Kristensen VN, Vaske CJ, Ursini-Siegel J, Van Loo P, Nordgard SH, Sachidanandam R, Sørlie T, Wärnberg F, Haakensen VD, Helland Å, Naume B, Perou CM, Haussler D, Troyanskaya OG, Børresen-Dale AL. Integrated molecular profiles of invasive breast tumors and ductal carcinoma in situ (DCIS) reveal differential vascular and interleukin signaling. Proc Natl Acad Sci U S A. 2012 Feb 21;109(8):2802-7.

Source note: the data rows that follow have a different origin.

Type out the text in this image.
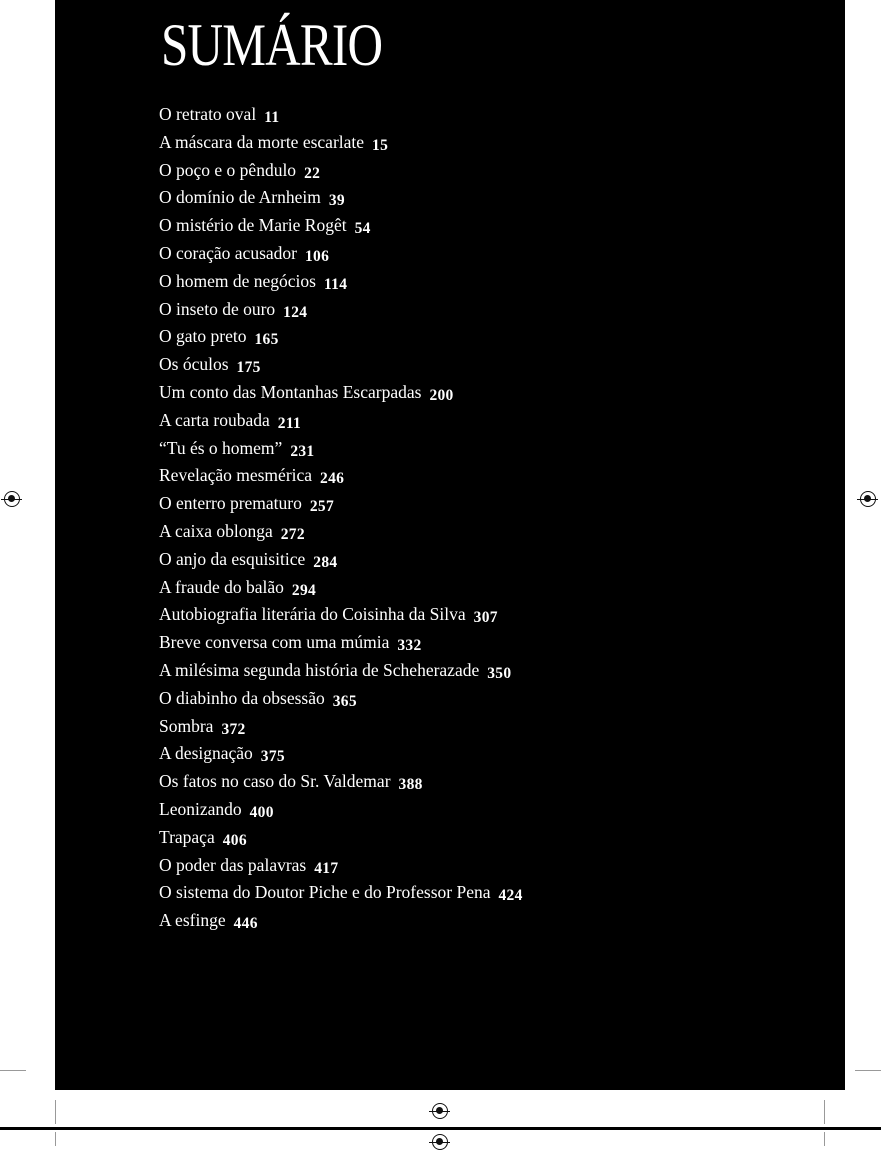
SUMÁRIO
O retrato oval 11
A máscara da morte escarlate 15
O poço e o pêndulo 22
O domínio de Arnheim 39
O mistério de Marie Rogêt 54
O coração acusador 106
O homem de negócios 114
O inseto de ouro 124
O gato preto 165
Os óculos 175
Um conto das Montanhas Escarpadas 200
A carta roubada 211
“Tu és o homem” 231
Revelação mesmérica 246
O enterro prematuro 257
A caixa oblonga 272
O anjo da esquisitice 284
A fraude do balão 294
Autobiografia literária do Coisinha da Silva 307
Breve conversa com uma múmia 332
A milésima segunda história de Scheherazade 350
O diabinho da obsessão 365
Sombra 372
A designação 375
Os fatos no caso do Sr. Valdemar 388
Leonizando 400
Trapaça 406
O poder das palavras 417
O sistema do Doutor Piche e do Professor Pena 424
A esfinge 446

Ursini-Siegel J, Cory S, Zuo D, Hardy WR, Rexhepaj E, Lam S, Schade B, Jirstrom K, Bjur E, Piccirillo CA, Denardo D, Coussens LM, Brennan DJ, Gallagher WM, Park M, Pawson T, Hallett M, Muller WJ. Receptor tyrosine kinase signaling favors a protumorigenic state in breast cancer cells by inhibiting the adaptive immune response. Cancer Res. 2010 Oct 15;70(20):7776-87.
 
Ursini-Siegel J, Hardy WR, Zuo D, Lam SH, Sanguin-Gendreau V, Cardiff RD, Pawson T, Muller WJ. ShcA signalling is essential for tumour progression in mouse models of human breast cancer. EMBO J. 2008 Mar 19;27(6):910-20.
Snapshot
Dr. Ursini-Siegel is an expert in the generation and utilization of transgenic mouse models to study breast cancer.

Using these mouse models, she has demonstrated that the ShcA adaptor protein is critical for breast cancer progression, recruitment of a tumor vasculature, and induction of an immunosuppressive state.

Her current research is focused on understanding how ShcA signalling in breast cancer cells regulates the tumor microenvironment to facilitate cancer progression.
 
She is particularly interested in elucidating the importance of the ShcA pathway in promoting tumor angiogenesis and the induction of an immunosuppressive state. Her research is currently funded by the CIHR, Susan G. Komen Foundation and Genome Quebec.